Kolkata, February 3, 2017
Renewable energy producers say they have nothing to gain from the Budget’s reduction of tax on income from selling carbon credits to 10% from 30%.
They say the market for carbon credit is almost non-existent and new projects in India cease to be eligible for carbon credits since 2012.
“Carbon credit is a concept developed by the European Union and it applies to countries that form part of the least developed countries list. India ceases to be part of this list since 2012 hence any project set up after 2012 are not eligible for receiving carbon credits,” said Kuldeep Jain, managing director, CleanMax Solar.
In the Budget, the government said carbon credits were an incentive for companies to cut of the emission of greenhouse gases. The Kyoto Protocol commits certain developed countries to reduce their emissions and for this, they will be given carbon credits.
A reduction in emissions entitles the entity to a credit in the form of a Certified Emission Reduction (CER) certificate. The CER is tradable and its holder can transfer it to an entity which needs Carbon Credits to overcome an unfavourable position on carbon credits.
Sabyasachi Majumdar, group head, corporate sector ratings at ICRA, said: “While reduction in income tax on carbon credit is a positive development, the renewable segment will not gain much as the market for carbon credit has crashed several years ago.
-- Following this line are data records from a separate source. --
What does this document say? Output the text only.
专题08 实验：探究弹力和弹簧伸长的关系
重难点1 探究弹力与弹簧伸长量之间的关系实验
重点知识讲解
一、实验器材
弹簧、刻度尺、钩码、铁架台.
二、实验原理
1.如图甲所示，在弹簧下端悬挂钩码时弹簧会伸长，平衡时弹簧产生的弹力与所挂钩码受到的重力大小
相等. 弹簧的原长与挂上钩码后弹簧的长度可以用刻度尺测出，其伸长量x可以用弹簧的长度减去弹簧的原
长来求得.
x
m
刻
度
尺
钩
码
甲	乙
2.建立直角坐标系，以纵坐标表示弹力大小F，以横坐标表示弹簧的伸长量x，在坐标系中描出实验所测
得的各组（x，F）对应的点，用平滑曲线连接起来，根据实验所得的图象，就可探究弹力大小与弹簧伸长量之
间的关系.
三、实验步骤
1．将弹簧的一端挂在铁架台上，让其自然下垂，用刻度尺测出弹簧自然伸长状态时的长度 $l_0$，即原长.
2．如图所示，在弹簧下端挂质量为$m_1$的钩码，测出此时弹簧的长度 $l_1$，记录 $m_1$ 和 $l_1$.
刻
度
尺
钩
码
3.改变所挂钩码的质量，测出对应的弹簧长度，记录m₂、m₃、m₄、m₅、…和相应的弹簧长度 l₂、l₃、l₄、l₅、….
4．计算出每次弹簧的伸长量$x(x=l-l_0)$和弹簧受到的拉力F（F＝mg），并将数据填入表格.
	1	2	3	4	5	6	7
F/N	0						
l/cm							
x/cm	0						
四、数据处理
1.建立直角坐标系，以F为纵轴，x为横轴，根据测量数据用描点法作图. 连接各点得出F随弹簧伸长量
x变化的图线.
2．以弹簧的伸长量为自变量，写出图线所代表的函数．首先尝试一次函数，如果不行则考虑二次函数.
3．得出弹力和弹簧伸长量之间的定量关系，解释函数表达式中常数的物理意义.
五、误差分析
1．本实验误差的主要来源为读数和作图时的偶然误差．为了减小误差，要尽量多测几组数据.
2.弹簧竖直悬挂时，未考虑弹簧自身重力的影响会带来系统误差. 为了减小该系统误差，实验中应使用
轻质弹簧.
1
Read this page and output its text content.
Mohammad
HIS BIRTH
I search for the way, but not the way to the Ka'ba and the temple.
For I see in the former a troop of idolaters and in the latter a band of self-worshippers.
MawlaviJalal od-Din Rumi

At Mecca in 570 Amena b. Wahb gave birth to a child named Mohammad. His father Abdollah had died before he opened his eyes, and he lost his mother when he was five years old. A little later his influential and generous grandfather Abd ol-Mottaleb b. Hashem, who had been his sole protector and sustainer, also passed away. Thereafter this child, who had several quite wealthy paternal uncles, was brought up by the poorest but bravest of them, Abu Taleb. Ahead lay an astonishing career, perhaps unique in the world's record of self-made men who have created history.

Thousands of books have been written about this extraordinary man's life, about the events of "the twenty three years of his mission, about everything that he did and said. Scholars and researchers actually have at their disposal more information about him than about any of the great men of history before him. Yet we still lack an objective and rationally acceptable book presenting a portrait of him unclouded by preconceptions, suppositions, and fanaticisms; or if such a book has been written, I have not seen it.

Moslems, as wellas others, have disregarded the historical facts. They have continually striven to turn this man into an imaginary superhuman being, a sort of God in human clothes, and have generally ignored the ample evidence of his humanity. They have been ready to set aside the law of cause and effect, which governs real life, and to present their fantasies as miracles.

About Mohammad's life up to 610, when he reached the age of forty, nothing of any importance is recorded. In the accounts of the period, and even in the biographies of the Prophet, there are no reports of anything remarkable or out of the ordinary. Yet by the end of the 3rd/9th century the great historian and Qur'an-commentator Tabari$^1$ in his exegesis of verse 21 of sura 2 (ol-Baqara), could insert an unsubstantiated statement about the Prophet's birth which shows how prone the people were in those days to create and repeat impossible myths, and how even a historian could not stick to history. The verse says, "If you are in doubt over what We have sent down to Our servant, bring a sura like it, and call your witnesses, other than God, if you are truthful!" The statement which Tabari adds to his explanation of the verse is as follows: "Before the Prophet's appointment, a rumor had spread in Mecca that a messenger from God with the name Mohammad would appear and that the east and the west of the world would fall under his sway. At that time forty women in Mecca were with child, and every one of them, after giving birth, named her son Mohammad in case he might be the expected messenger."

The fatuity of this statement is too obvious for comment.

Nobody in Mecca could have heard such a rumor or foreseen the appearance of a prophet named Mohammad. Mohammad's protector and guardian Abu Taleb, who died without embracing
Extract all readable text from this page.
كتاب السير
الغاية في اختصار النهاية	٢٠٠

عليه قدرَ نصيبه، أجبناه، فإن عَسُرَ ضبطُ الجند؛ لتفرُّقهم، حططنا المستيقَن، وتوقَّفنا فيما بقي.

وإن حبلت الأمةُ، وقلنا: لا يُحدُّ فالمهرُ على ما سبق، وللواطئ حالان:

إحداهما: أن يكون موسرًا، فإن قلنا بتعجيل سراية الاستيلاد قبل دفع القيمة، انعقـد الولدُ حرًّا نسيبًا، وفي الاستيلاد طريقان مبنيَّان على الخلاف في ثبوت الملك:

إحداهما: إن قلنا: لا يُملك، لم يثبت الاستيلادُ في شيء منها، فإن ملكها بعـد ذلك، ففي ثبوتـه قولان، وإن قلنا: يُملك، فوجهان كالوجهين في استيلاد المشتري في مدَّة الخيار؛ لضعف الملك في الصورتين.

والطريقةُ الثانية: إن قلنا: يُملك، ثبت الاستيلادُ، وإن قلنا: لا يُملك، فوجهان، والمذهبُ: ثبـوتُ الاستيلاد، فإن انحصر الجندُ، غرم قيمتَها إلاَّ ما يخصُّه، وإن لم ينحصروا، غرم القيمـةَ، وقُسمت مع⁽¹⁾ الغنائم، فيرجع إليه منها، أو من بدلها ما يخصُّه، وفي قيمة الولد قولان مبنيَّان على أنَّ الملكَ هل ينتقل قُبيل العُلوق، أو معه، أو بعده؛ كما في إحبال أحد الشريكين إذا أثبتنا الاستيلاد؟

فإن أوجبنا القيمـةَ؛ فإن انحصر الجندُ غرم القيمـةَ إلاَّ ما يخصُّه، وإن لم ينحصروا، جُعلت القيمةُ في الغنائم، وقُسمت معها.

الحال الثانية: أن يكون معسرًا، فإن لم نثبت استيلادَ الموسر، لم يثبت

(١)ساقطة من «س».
Income from majority of renewable companies from carbon credit is marginal and hence there won’t be any significant.”
Prabhat Mishra, VP and head distributed solar & offtake at Re-New Power, said: “Very few companies that entered into agreements with European buyers more than five years ago could still be earning some revenue from carbon credits, however, bulk of the capacity addition in renewable happened in the last three-four years by which time the market for carbon credits had already crashed globally.”
Sujoy Ghosh, country head, First Solar, said: “This would not have any significant impact for Indian solar developers given the current pricing of carbon credit certificates.” Santhosh Jayaram, head of sustainability at KPMG, said: “Since the market has crashed the effect of income tax reduction would be negligible.”
ET View: Needed, A Wholistic Policy
It is entirely possible that the demand for carbon credits would rise going forward. The Budget move would proactively incentivise supply of carbon-reduction strategies across sectors and industries. We do need to rev up environmentally benign systems and processes. There is huge potential globally to generate certified emission reduction units. Given that one carbon credit is equivalent to one tonne of carbon dioxide mitigated, it does make sense not to carry on business as usual but to purposefully put in place holistic policy, of which tax measures can only be one – albeit vital – aspect.